カテリーナはザルツブルグで起きたこと、古い楽譜を見つけたこと、そこに誰かの手記を見つけたが、その紙にヴァイツァー家に紋章をコンスタンツァが見つけたこと、最近になってやっとステファンのもとに戻れたコンスタンツァに、その手記を渡したことを話ししました。
「ロバート様いわく、おそらく手記を書いたのは、母上のドロテア様に間違いないとのことです。」
そこまで話したとき、召使いが手紙の束と眼鏡を運んできました。マリアンヌは眼鏡をかけ、未開封の手紙の束を確認しながら
「ああ、ロバートから手紙が届いていたのね。きっとこのことね。」
「あの、マリアンヌ様、失礼ながら、目が・・・ご不自由なのでしょうか?」
「ええ、ここ数ヶ月でかなりね、すっかり文字が読みにくくなってしまって。」
「ジュリエット様からのお手紙を預かって参りましたが・・・よろしければ私がお読みいたしましょうか?」
「ええ、お願い。」
カテリーナがゆっくりとジュリエットの手紙を読む間、目を閉じ、じっと耳を澄ませるマリアンヌ。途中で『ニコレッタ』という名にびくりと肩を震わしましたが、カテリーナが読み終わったあともしばらく黙ったままでした。そしてカテリーナに
「明日、もう一度いらしてくださらないかしら。一晩返事を考えるから、あなたに口述筆記を頼みたいの。」
と頼んだのです。
「え、ええ私でよろしければ。」
「ありがとう。今日はちょっと疲れてしまったから、これで失礼させてくださいな。ありがとう、カテリーナ。」
何故パオロがマリアンヌのもとにいたのか聞けないまま、その日はカテリーナは館をあとにしました。
***
ジュリエットからの手紙を苦労しながら読み返すベッドのマリアンヌ。
-ニコレッタ・・・薬草使いで、自分を育ててくれた母の名前。母は医術の心得もあって、お産の場にもよく呼ばれていた。母がまだ幼い娘だったドロテア様のお産に立ち会って、生まれた乳飲み子を預かって、育てたのね。
ニコレッタが私の産みの母でないことは、幼い頃から知っていた。自分の力で道を開きなさい、といつも言っていた私の育ての母。
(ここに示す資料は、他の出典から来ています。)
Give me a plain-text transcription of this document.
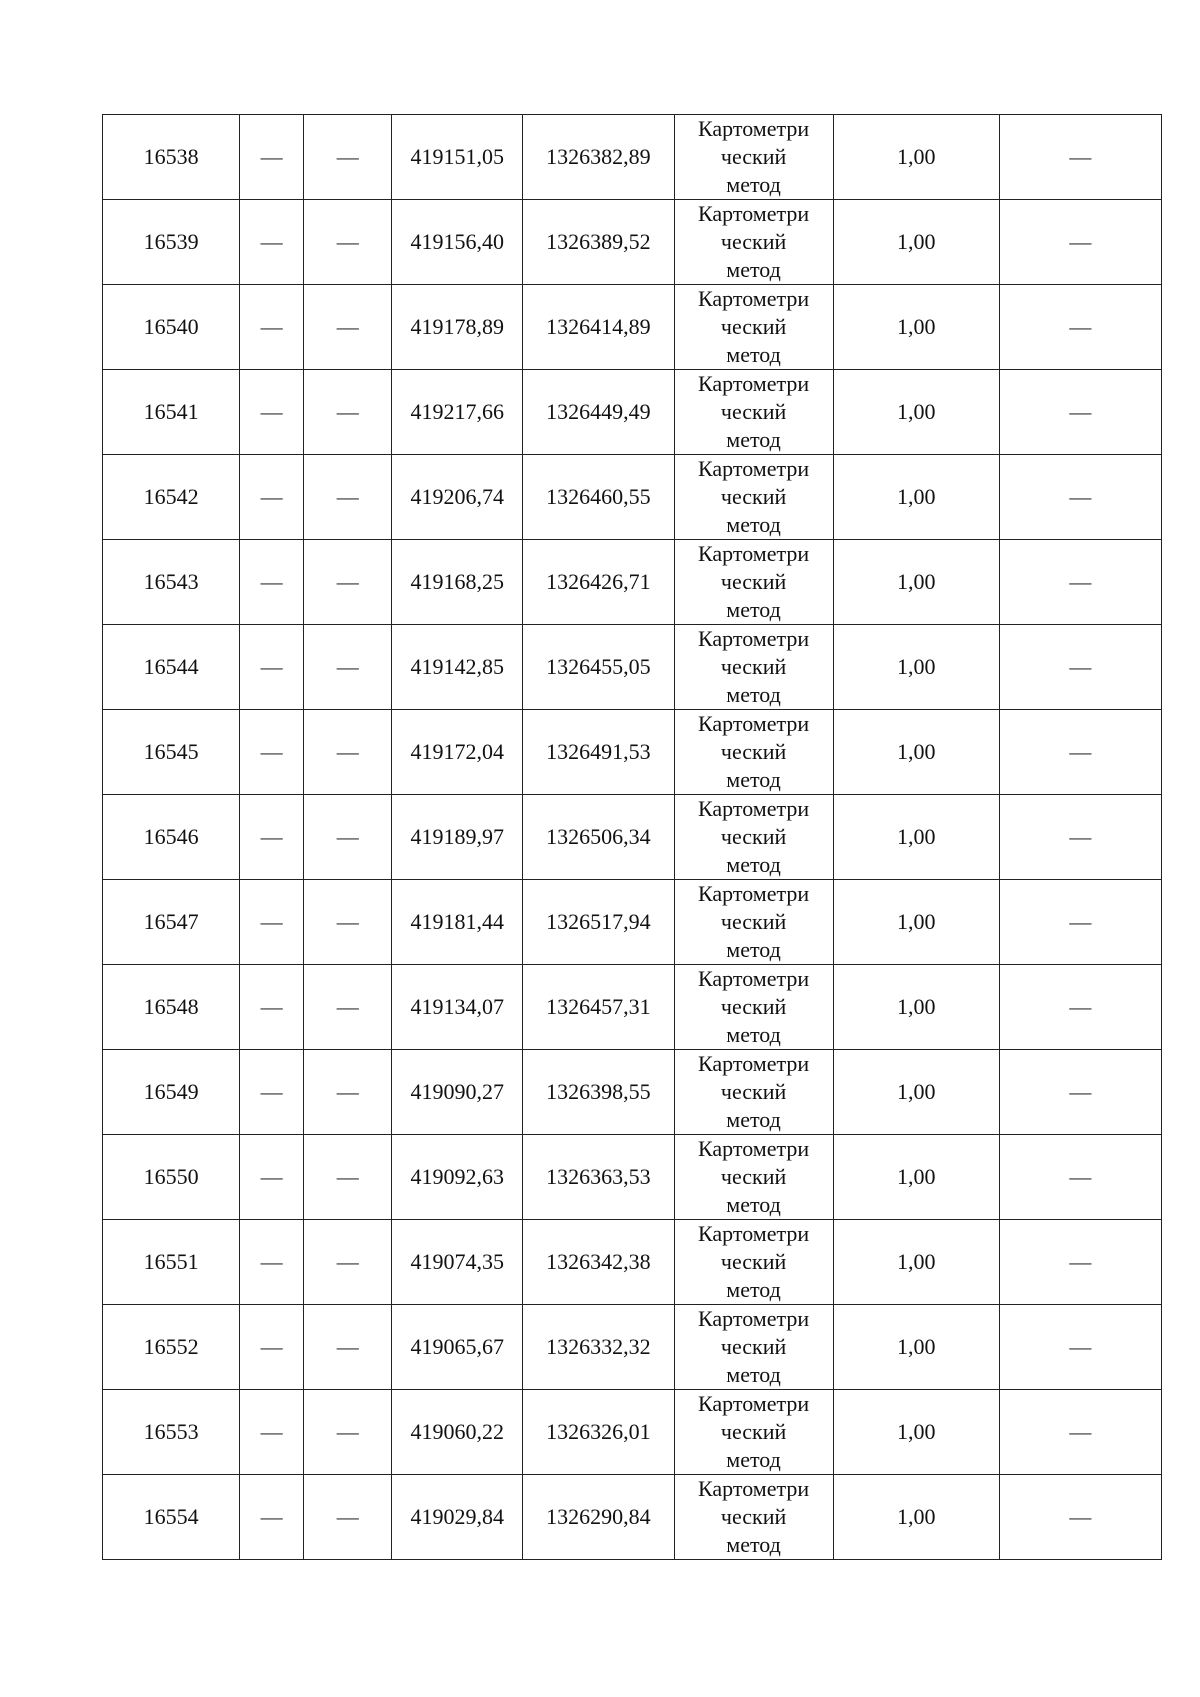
16538	—	—	419151,05	1326382,89	Картометри
ческий
метод	1,00	—
16539	—	—	419156,40	1326389,52	Картометри
ческий
метод	1,00	—
16540	—	—	419178,89	1326414,89	Картометри
ческий
метод	1,00	—
16541	—	—	419217,66	1326449,49	Картометри
ческий
метод	1,00	—
16542	—	—	419206,74	1326460,55	Картометри
ческий
метод	1,00	—
16543	—	—	419168,25	1326426,71	Картометри
ческий
метод	1,00	—
16544	—	—	419142,85	1326455,05	Картометри
ческий
метод	1,00	—
16545	—	—	419172,04	1326491,53	Картометри
ческий
метод	1,00	—
16546	—	—	419189,97	1326506,34	Картометри
ческий
метод	1,00	—
16547	—	—	419181,44	1326517,94	Картометри
ческий
метод	1,00	—
16548	—	—	419134,07	1326457,31	Картометри
ческий
метод	1,00	—
16549	—	—	419090,27	1326398,55	Картометри
ческий
метод	1,00	—
16550	—	—	419092,63	1326363,53	Картометри
ческий
метод	1,00	—
16551	—	—	419074,35	1326342,38	Картометри
ческий
метод	1,00	—
16552	—	—	419065,67	1326332,32	Картометри
ческий
метод	1,00	—
16553	—	—	419060,22	1326326,01	Картометри
ческий
метод	1,00	—
16554	—	—	419029,84	1326290,84	Картометри
ческий
метод	1,00	—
母は私を精一杯愛し、導いてくれたけど、私は誰の子かわからないという不安と惨めな気持ちは幼い頃から心の奥底に澱のようにずっと抱えていた。
だからエレノア様の気持ちは痛いほど共感できたし、修道院に預けられてしまったジュリエットを何としても信頼できる相手との幸せな結婚に導きたかった。
ああ、ロバートは私の弟だったのか。そして、宰相殿は私の素性を知っていたのかもしれない。リッカルドの推薦があったとはいえ、素性のわからない女を家の中に入れ、自分の大切な跡継ぎの治療を長期間任せるはずはない。そうね、きっとリッカルドが調べて教えたのかもしれない。そして二人とも最後まで明かさないままいってしまったのね。
そうか、ジュリエットの結婚前によくみた夢、あの四阿にいた正体不明の婦人はやはりドロテア様、私の産みの母だったのだ。